Xiaomi employee Guowei Du suggested the change to Android’s source code with the comment, “.apk files may contain confidential data, so we should not allow others to pull it . ” Google developers argue that the contents of an .apk should not be expected to remain secret and that those who really want to extract an .apk can always use a userdebug build of Android to get their hands on it. Moreover, there are plenty of sites where .apk’s can be downloaded.

Another Google employee adds that any secrets in an .apk can be encrypted and that it can be verified whether an app has been paid for via other methods, such as a check with Google Play Services, so fighting piracy doesn’t seem like an argument either. All in all, the Google developers seem to agree with neither the ends nor the means.

An .apk file allows apps to be installed on Android systems. It is similar to an .exe installer or .msi file in Windows.

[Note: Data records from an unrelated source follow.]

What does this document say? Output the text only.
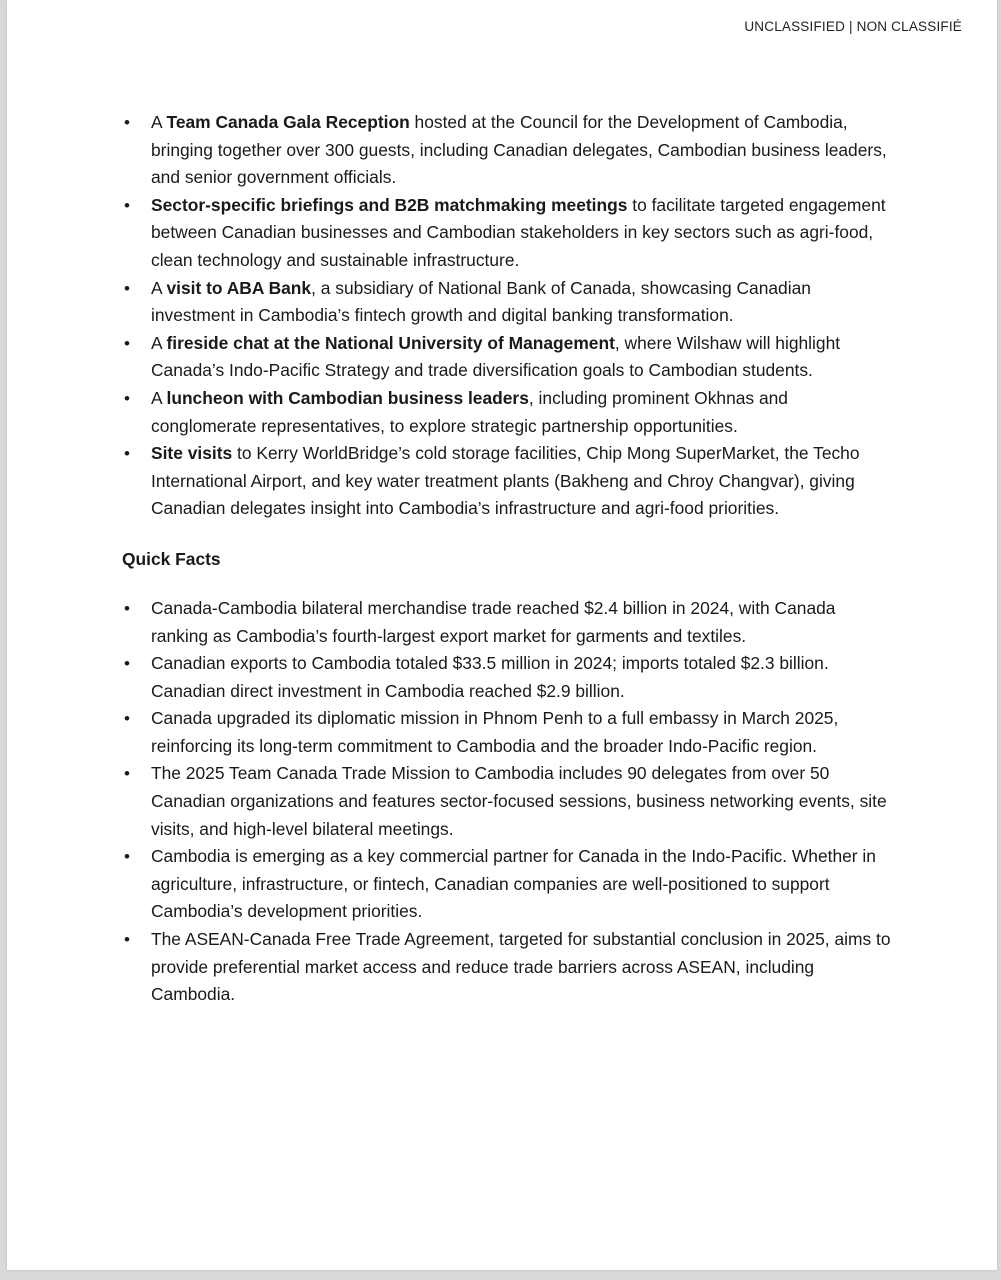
UNCLASSIFIED | NON CLASSIFIÉ
• A Team Canada Gala Reception hosted at the Council for the Development of Cambodia, bringing together over 300 guests, including Canadian delegates, Cambodian business leaders, and senior government officials.
• Sector-specific briefings and B2B matchmaking meetings to facilitate targeted engagement between Canadian businesses and Cambodian stakeholders in key sectors such as agri-food, clean technology and sustainable infrastructure.
• A visit to ABA Bank, a subsidiary of National Bank of Canada, showcasing Canadian investment in Cambodia’s fintech growth and digital banking transformation.
• A fireside chat at the National University of Management, where Wilshaw will highlight Canada’s Indo-Pacific Strategy and trade diversification goals to Cambodian students.
• A luncheon with Cambodian business leaders, including prominent Okhnas and conglomerate representatives, to explore strategic partnership opportunities.
• Site visits to Kerry WorldBridge’s cold storage facilities, Chip Mong SuperMarket, the Techo International Airport, and key water treatment plants (Bakheng and Chroy Changvar), giving Canadian delegates insight into Cambodia’s infrastructure and agri-food priorities.
Quick Facts
• Canada-Cambodia bilateral merchandise trade reached $2.4 billion in 2024, with Canada ranking as Cambodia’s fourth-largest export market for garments and textiles.
• Canadian exports to Cambodia totaled $33.5 million in 2024; imports totaled $2.3 billion. Canadian direct investment in Cambodia reached $2.9 billion.
• Canada upgraded its diplomatic mission in Phnom Penh to a full embassy in March 2025, reinforcing its long-term commitment to Cambodia and the broader Indo-Pacific region.
• The 2025 Team Canada Trade Mission to Cambodia includes 90 delegates from over 50 Canadian organizations and features sector-focused sessions, business networking events, site visits, and high-level bilateral meetings.
• Cambodia is emerging as a key commercial partner for Canada in the Indo-Pacific. Whether in agriculture, infrastructure, or fintech, Canadian companies are well-positioned to support Cambodia’s development priorities.
• The ASEAN-Canada Free Trade Agreement, targeted for substantial conclusion in 2025, aims to provide preferential market access and reduce trade barriers across ASEAN, including Cambodia.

Android expert Mishaal Rahman spread the word . He adds that he’s “glad that Google isn’t bringing this patch” and “hopes Xiaomi doesn’t either.” The implication there is that Xiaomi can apparently introduce this blockade independently on its own devices. To check, Tweakers has asked Rahman whether that is really the case.

It does not seem to be the first time that Xiaomi has engaged in these practices. This year it has also introduced the so-called Pure Mode in MIUI 13, the company’s Android shell. This prevents sideloading , but can be disabled.

Other examples of such practices include Samsung and OnePlus restricting access to the cameras when unlocking the bootloader and using third-party camera apps , respectively . The manufacturers in question later lifted these blockages.